Are you a FaFaa fan?
- Maggie Inbamuthiah
- May 10, 2024
- 3 min read

For the uninitiated, #FaFaa is Fahad Faasil, the Malayalam movie star who has been stealing hearts with his stellar performances in diverse roles.
FaFaa’s latest movie is Avesham. A thorough entertainer, the movie is a hit. The claim to fame for FaFaa is that he finally carried off a mainstream movie. He has proved now that he is a “mass” hero. Mass, meaning most people. And what works for most people? Let's break it down. Actually, let's break down one aspect - the women in the movie.
The movie has three roles for women. 1) A mother 2) A group of college girls who look adoringly at the recently-turned-brave male students 3) Two sex workers.
Ok, 3.5. There was an admin person announcing hostel rules.
The movie chronicles the journey and experiences of three college-going male students and their relationship with a male gangster. Nothing wrong with that. Men’s lives are men’s lives and it is ok to not have a prominent female character in the story. The problem was the presence of women - in a stereotypical way and as mere props. The mother character especially troubled me.
Call me woke or pedantic, but I wonder how many others noticed this aspect of the movie.
When I shared my observations with my sociologist daughter she dismissed it saying, “That’s what men think women do in life”. After fighting for voting rights, defying norms and going to college, graduating in masses, working through balancing traditional roles and career demands, and making their way steadily through the system, is that all the men still think about women?
You may want to say that it is not all men. I agree. But you see, this is the problem with “mainstream”. We normalise #GenderRoles and expressions so much that we can’t see the gaps between the change we want to see and what we propagate. Mainstream reflects what is part of our DNA as a society and a culture. Changing it requires something as radical as a genetic mutation. Something as impactful as a meteor hitting the Earth, which once changed the entire makeup of this planet.

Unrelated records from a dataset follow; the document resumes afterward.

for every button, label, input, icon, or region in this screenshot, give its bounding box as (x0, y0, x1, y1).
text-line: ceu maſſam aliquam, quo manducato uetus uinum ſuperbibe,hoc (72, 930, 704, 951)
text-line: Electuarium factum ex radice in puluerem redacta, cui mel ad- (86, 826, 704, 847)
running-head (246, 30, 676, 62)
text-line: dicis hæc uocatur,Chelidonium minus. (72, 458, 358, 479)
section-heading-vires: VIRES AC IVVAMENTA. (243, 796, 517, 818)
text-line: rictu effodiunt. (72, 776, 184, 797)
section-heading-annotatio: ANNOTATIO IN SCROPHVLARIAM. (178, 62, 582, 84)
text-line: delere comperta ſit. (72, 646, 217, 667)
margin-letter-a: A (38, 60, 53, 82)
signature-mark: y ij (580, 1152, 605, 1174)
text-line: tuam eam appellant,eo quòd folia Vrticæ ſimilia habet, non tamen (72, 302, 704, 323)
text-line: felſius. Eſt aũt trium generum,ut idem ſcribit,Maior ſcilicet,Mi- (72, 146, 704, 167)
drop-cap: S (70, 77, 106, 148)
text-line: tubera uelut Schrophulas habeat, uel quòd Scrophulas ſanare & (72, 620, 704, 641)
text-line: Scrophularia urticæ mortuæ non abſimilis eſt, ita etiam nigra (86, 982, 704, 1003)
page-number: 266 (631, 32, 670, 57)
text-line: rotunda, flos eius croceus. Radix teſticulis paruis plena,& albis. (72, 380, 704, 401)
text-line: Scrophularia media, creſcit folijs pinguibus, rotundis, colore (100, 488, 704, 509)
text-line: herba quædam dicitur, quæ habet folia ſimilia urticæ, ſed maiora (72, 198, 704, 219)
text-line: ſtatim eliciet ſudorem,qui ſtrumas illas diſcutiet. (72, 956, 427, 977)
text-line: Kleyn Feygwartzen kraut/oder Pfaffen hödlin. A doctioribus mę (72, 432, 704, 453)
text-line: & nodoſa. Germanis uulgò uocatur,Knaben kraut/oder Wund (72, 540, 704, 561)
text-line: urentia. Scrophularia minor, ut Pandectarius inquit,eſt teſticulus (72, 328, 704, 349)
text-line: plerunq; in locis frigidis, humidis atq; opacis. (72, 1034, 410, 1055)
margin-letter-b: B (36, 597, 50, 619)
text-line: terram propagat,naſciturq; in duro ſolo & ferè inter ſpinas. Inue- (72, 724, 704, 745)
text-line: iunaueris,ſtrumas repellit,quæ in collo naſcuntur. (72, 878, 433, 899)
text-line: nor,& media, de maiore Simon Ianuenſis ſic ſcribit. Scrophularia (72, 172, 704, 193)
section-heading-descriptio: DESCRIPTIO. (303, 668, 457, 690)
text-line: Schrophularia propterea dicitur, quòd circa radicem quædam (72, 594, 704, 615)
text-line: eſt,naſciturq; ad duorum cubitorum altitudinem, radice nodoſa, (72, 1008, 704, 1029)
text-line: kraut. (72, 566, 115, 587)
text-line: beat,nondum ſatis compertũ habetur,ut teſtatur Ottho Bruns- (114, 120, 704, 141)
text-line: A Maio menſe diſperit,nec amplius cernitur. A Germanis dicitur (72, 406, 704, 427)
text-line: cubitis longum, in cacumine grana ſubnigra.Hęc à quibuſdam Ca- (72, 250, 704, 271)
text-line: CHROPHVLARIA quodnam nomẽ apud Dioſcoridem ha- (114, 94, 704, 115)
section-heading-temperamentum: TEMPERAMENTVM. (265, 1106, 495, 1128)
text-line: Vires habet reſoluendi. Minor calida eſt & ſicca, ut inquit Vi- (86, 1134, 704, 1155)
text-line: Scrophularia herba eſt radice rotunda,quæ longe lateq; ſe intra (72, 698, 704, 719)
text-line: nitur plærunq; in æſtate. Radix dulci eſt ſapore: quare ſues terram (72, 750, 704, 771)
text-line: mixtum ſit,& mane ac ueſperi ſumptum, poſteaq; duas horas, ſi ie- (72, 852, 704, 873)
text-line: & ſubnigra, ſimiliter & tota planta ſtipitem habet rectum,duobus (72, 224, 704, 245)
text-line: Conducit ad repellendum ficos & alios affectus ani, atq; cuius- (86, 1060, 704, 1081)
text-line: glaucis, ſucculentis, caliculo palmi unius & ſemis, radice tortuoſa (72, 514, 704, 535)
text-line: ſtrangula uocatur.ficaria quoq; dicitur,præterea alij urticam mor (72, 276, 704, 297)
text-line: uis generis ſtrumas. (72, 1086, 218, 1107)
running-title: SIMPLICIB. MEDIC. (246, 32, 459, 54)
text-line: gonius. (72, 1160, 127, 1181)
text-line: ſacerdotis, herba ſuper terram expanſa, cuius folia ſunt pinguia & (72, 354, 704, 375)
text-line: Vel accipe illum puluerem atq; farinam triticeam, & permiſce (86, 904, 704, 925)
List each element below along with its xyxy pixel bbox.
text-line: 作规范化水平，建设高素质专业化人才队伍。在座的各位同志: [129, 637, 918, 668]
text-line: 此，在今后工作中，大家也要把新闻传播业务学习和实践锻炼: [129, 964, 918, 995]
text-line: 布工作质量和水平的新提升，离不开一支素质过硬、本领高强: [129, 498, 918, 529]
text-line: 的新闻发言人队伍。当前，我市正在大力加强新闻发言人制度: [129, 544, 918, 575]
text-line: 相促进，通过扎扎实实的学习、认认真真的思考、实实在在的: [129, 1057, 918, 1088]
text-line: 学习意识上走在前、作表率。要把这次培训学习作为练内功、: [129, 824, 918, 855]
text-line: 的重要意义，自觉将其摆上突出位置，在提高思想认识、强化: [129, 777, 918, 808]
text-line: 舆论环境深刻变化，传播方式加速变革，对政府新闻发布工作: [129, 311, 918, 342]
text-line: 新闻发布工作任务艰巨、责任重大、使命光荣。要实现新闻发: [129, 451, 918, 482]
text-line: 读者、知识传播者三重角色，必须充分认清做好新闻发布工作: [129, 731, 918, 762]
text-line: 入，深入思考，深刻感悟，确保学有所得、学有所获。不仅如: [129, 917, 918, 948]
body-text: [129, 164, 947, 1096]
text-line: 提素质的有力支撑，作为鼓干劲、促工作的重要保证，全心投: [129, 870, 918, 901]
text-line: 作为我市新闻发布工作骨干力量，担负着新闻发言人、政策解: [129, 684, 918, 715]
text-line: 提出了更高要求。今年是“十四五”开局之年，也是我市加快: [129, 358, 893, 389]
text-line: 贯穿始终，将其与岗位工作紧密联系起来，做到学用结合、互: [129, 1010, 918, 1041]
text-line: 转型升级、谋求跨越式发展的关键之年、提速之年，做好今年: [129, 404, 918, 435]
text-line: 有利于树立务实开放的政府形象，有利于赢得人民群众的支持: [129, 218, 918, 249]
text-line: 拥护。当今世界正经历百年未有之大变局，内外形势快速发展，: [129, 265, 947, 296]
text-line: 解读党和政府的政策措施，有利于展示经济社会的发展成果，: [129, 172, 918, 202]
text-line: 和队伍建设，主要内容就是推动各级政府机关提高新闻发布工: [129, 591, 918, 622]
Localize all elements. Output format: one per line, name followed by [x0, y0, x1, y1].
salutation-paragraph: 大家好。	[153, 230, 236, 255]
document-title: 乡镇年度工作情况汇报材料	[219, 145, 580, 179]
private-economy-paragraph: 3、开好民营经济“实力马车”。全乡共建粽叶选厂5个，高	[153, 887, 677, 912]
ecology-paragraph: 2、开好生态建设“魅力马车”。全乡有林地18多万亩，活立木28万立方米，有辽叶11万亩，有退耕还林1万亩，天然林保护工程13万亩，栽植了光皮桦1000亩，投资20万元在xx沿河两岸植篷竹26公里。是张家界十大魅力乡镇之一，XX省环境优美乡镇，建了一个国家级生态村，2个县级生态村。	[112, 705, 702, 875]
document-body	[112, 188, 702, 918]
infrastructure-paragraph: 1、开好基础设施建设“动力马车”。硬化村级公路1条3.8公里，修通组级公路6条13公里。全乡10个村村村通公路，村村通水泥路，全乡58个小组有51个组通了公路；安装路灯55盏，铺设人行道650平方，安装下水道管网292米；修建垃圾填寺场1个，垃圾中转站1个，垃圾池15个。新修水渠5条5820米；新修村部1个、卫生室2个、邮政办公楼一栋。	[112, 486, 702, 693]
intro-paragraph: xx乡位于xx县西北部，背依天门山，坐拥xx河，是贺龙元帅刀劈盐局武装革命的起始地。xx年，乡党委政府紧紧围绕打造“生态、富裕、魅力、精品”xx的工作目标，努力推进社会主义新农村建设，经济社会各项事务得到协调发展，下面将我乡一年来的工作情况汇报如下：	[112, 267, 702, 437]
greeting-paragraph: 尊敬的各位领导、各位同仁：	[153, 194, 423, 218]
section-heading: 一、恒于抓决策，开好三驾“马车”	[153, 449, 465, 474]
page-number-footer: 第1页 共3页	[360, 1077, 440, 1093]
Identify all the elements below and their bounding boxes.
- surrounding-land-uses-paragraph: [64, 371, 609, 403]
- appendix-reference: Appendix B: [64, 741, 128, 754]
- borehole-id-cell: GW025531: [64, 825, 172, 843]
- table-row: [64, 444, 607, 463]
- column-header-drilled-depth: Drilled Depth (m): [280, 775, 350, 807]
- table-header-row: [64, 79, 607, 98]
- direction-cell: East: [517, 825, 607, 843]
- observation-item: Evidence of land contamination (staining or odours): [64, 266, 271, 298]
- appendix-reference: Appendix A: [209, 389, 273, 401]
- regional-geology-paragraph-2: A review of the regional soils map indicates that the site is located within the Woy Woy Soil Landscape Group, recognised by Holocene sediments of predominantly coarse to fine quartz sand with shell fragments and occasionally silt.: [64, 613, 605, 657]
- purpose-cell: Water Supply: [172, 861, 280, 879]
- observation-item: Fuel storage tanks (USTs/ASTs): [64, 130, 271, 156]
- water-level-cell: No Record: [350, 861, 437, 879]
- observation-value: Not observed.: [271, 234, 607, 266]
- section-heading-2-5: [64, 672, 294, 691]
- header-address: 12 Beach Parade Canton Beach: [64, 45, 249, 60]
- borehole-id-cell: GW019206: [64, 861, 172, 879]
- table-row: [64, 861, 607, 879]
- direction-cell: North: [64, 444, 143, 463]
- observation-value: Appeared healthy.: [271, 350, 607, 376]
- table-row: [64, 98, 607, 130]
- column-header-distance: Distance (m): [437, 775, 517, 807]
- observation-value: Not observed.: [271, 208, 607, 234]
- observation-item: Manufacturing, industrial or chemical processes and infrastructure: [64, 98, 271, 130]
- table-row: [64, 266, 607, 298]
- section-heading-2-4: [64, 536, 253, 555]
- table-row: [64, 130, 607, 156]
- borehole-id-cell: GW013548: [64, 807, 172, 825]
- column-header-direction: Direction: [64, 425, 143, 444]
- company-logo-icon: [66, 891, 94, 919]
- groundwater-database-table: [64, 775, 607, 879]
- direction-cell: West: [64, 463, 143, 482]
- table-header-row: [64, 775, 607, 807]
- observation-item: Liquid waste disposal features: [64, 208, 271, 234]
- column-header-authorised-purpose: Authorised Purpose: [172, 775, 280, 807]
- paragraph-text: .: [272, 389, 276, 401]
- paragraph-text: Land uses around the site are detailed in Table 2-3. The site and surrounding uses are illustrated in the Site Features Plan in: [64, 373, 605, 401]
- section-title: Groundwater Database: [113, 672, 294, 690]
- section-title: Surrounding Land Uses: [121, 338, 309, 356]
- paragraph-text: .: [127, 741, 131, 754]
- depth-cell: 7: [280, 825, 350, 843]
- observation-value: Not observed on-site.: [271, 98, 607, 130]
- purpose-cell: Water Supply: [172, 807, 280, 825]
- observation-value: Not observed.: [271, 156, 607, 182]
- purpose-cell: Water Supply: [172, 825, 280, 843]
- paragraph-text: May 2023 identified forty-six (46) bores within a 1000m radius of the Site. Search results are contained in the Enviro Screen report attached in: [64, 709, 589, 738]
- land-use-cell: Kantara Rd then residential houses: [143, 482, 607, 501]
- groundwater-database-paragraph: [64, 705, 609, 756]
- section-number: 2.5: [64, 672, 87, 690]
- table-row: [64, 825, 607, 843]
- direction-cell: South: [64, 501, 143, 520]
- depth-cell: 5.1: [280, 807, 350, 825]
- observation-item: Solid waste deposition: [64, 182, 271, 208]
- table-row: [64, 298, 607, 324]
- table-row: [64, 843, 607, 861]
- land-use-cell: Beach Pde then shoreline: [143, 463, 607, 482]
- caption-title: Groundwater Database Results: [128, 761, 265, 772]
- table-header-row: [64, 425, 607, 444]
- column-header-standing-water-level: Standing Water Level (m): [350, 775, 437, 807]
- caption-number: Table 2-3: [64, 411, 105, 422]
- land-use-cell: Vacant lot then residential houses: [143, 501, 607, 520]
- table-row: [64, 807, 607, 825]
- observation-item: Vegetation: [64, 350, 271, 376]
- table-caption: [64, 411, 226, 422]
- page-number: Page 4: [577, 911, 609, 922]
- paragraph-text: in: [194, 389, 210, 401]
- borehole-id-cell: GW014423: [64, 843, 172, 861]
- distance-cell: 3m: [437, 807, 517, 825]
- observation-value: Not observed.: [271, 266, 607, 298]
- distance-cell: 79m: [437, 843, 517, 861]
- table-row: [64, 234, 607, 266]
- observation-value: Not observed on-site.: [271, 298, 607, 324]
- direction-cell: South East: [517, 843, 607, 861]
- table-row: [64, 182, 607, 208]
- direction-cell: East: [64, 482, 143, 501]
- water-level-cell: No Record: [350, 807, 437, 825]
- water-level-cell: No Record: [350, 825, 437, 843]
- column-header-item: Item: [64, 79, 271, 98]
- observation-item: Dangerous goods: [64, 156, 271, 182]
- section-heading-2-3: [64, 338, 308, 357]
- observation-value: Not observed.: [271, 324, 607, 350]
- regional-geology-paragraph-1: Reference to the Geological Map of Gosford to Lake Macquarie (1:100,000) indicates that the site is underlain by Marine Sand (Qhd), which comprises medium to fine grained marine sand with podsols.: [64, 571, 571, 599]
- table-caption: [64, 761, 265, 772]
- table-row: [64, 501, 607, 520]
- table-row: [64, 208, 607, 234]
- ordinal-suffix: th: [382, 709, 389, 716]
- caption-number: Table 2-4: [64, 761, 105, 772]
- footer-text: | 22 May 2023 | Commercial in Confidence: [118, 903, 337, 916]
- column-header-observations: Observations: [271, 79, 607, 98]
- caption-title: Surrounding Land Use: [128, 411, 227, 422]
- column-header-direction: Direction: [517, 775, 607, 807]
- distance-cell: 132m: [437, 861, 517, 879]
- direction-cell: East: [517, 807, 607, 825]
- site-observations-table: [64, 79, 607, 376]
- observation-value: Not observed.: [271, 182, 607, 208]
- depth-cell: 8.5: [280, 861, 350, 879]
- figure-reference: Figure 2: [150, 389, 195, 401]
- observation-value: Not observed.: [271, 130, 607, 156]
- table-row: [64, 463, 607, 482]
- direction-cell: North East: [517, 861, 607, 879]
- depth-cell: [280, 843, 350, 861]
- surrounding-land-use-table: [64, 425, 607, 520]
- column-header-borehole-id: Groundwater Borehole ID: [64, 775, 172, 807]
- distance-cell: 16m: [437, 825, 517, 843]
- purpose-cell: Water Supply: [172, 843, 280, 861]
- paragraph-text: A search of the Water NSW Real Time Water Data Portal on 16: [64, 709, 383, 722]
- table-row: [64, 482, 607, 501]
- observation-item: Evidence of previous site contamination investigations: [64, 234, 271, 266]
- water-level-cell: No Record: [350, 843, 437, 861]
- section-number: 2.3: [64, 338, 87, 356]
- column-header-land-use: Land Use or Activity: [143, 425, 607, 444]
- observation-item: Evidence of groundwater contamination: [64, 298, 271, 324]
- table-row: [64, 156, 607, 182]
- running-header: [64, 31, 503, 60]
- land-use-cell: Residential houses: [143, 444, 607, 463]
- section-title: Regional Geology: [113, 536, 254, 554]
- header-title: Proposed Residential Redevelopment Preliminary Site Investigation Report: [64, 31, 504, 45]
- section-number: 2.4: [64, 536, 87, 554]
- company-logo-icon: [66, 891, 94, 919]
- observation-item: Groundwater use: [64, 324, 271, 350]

So, we provoke. Mirriam Webster defines "provoke" as to cause people to think seriously about something. To enable serious thinking, we bring forward stories and ask some deeply unsettling questions. Questions ranging from the place of women in the society to what it means to go beyond talking about #sustainability. You may want to stop reading, get angry, dismiss it, but we request you to read them. As uncomfortable as they can be, that's the only way.
Because working with that discomfort is how we can tackle the following facts.
Less than 10% of all PE funding goes to women-run #startups and #womenentrepreneurs
Women-run enterprises face structural and systemic barriers to scale their ventures
Less than 10% of #AngelInvestors are women. I counted 2 women among the top 60 Angel investors in India listed on a prominent angel investment platform.
This world faces polycrisis at a scale never seen before. We have problems to tackle at the environment, social and humanitarian levels.
Ashoka India’s website declares, “We believe that the most powerful force for good is a systems-changing idea in the hands of a formidable #socialentrepreneur.” We believe that too.
Belief is something and doing is something else. When we continue to sideline women and relegate them to mothers and adoring onlookers, that's the stereotype we reinforce.
Men holding those roles create invisible structural barriers and women holding them create aspirational deficits. I recently chanced upon a 2014 video by Minister Smriti Irani recalls inviting Dr. Tessy Thomas to head India’s first IIT council. Dr Thomas choked she says, and asked the minister, “Did you really think of me?”. A distinguished eminent scientist like Dr Tessy Thomas needed others to open doors to opportunities for her. However, once opened, she walked through them in style and aced every position she took up.
The challenge is to see these doors. Within ourselves and outside. We can't open the doors we don't see.
Where and how do we see them?
Maybe we can start with movies. And question the women characters – the presence of them and the absence of them.